You can still navigate around this archive, but know that no new mails have been added to it since July of 2016.

Click here to be taken to the new web archives of this list; it includes all the mails that are in this frozen archive plus all new mails that have been sent to the list since it was migrated to the new archives.

From: Jeff Squyres \(jsquyres\) (jsquyres_at_[hidden])
Date: 2006-04-08 14:52:18


> -----Original Message-----
> From: Prakash Velayutham [mailto:Prakash.Velayutham_at_[hidden]]
> Sent: Saturday, April 08, 2006 2:45 PM
> To: Jeff Squyres (jsquyres); users_at_[hidden]
> Subject: Re: [OMPI users] Open MPI and Torque error
>
> >>> jsquyres_at_[hidden] 04/08/06 7:10 AM >>>
> I am also curious as to why this would not work -- I was not under the
> impression that tm_init() would fail from a non
> mother-superior node...?
>
> What others say is that it will fail this way inside a Open MPI job as
> Open MPI's RTE is taking the only TM connection available. But the

Note that Open RTE does not hold a TM connection open because of the
one-TM-connection-per-MOM restriction (which was only recently
alleviated with Garrick's patch). Open RTE's TM support opens a TM
connection, does its thing, and then closes the connection.

> strange thing is that it works from Mother Superior without Garrick's
> patch (actually, regardless of the patch, the behaviour is
> the same, but
> I have not rigorously tested the patch in itself, so cannot comment
> about that), which I think should have failed according to the above
> contention.

Based on my explanation above, the behavior you have observed makes
sense.

> FWIW: It has been our experience with both Torque and the various
> flavors of PBS that you can repeatedly call tm_init() and
> tm_finalize()
> within a single process, so I would be surprised if that was
> the issue.
> Indeed, I'd have to double check, but I'm pretty sure that our MPI
> processes do not call tm_init() (I believe that only mpirun does).

 
> But I am running my code using mpirun, so is this expected
> behaviour?
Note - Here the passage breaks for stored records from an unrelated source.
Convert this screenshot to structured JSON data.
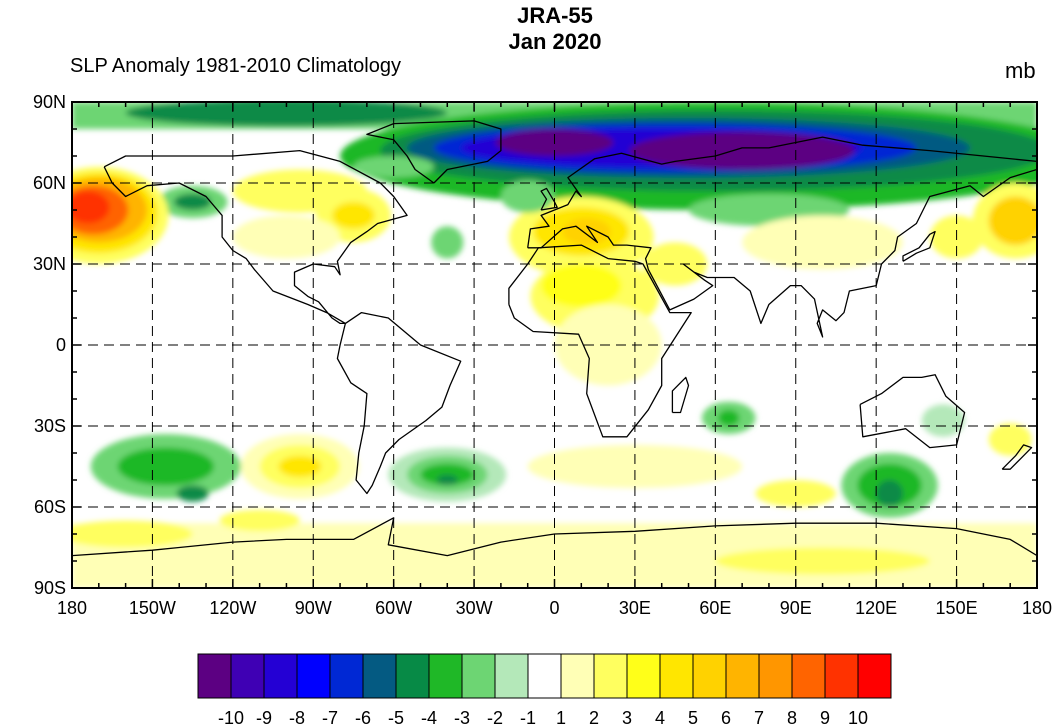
{
  "title": {
    "line1": "JRA-55",
    "line2": "Jan 2020"
  },
  "left_subtitle": "SLP Anomaly 1981-2010 Climatology",
  "right_subtitle": "mb",
  "map": {
    "projection": "cylindrical-equidistant",
    "lat_labels": [
      "90N",
      "60N",
      "30N",
      "0",
      "30S",
      "60S",
      "90S"
    ],
    "lon_labels": [
      "180",
      "150W",
      "120W",
      "90W",
      "60W",
      "30W",
      "0",
      "30E",
      "60E",
      "90E",
      "120E",
      "150E",
      "180"
    ],
    "gridlines": "dashed, 30 degree",
    "field": "sea level pressure anomaly"
  },
  "colorbar": {
    "labels": [
      "-10",
      "-9",
      "-8",
      "-7",
      "-6",
      "-5",
      "-4",
      "-3",
      "-2",
      "-1",
      "1",
      "2",
      "3",
      "4",
      "5",
      "6",
      "7",
      "8",
      "9",
      "10"
    ],
    "colors": [
      "#5c0082",
      "#3f00b4",
      "#2400d4",
      "#0000ff",
      "#0028d4",
      "#045a82",
      "#078a46",
      "#1fb827",
      "#6dd573",
      "#b4e8b9",
      "#ffffff",
      "#ffffb6",
      "#ffff5f",
      "#ffff19",
      "#ffe600",
      "#ffd200",
      "#ffb400",
      "#ff9600",
      "#ff6400",
      "#ff3200",
      "#ff0000"
    ]
  }
}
I
> am attaching my simple code below:

Yes. What I am saying is that only Open MPI's mpirun invokes tm_init()
-- the MPI processes do not invoke tm_init(). Hence, there is no
possibility of a TM connection contention from the MPI processes.

Even if you launch an MPI process on the same node as mpirun, there are
synchronization points that guarantee that MPI_INIT will not complete
until the TM connections from mpirun have completed and been
tm_finalized().

This is why I, too, am curious as to why your tm_init() is failing. You
might have to dive a bit deeper in the TM library to figure it out. :-\

-- 
Jeff Squyres
Server Virtualization Business Unit
Cisco Systems